The convention realizes an international effort to achieve global goals of economic self-sufficiency, equality of opportunity, full participation and independent living for people with disabilities. These goals are enshrined in our own Americans with Disabilities Act, a model for the convention. The convention will enable Americans with disabilities working or traveling abroad, such as veterans or members of military families with disabilities, to access the same protections as they enjoy in America.
No new legislation will be required by U.S. ratification of the Convention on the Rights of Persons with Disabilities, nor does the convention impose any new costs. In fact, as noted, much of the treaty is grounded in American laws. However, American action is needed for international leadership in this area.
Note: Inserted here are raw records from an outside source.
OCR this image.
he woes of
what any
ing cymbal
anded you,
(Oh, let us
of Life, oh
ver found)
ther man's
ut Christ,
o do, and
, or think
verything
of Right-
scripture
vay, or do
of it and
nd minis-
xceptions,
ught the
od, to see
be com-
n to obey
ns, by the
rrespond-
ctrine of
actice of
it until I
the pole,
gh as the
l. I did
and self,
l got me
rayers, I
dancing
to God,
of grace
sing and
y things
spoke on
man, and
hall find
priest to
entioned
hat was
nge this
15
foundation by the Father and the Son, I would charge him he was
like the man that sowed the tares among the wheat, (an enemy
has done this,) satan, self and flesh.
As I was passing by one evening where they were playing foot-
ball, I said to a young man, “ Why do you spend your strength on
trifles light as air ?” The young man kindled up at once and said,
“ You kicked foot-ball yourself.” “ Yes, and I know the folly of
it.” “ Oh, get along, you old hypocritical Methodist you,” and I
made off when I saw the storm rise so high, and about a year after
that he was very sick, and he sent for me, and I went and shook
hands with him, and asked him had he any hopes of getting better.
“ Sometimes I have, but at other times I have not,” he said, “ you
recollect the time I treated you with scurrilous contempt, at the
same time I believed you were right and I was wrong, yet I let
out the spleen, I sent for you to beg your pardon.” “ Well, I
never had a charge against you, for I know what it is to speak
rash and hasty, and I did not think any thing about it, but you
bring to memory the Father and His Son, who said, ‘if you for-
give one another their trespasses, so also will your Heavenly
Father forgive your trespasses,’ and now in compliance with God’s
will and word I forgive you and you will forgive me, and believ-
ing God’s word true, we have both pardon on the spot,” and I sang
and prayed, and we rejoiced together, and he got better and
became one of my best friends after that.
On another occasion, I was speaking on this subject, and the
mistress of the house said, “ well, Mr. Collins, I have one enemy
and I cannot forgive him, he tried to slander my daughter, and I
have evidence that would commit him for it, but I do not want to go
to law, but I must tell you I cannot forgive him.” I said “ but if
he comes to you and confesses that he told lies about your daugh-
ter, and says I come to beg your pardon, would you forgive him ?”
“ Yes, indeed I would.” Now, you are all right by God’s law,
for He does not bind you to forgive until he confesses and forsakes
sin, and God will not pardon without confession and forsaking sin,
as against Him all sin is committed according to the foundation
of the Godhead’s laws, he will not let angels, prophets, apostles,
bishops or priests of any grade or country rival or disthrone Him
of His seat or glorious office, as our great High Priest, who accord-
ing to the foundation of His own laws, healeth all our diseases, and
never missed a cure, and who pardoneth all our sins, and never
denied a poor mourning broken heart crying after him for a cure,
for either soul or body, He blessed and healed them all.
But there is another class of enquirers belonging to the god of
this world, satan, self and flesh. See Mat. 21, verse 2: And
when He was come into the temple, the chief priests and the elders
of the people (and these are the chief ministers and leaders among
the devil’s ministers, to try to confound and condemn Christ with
America must move quickly to ratify the treaty, and we need to do our part. The CRPD treaty was launched under President George W. Bush and sent to the Senate by President Obama. Already there is some momentum created by the announcement of bipartisan support of Senators Durbin, McCain, Barrasso, Udall, Coons and Moran.
Ratifying the treaty during this Congress will enable the U.S. to participate in the Convention on the Rights of Persons with Disabilities Committee, an advisory group that is a forum for idea sharing related to disability policy. The committee represents a valuable opportunity for continued American leadership and influence on this issue. Only those countries that have ratified the convention can serve on the committee, and American leadership in this arena is critical to the ultimate success of the treaty.
The American disability rights community has united behind ratification of the convention. It’s time for us to say “hineni” — here I am — and stand to ensure full participation and access for people with disabilities the world over.
(Jennifer Laszlo Mizrahi, the parent of a child with special needs, is the founder and president of Laszlo Strategies.)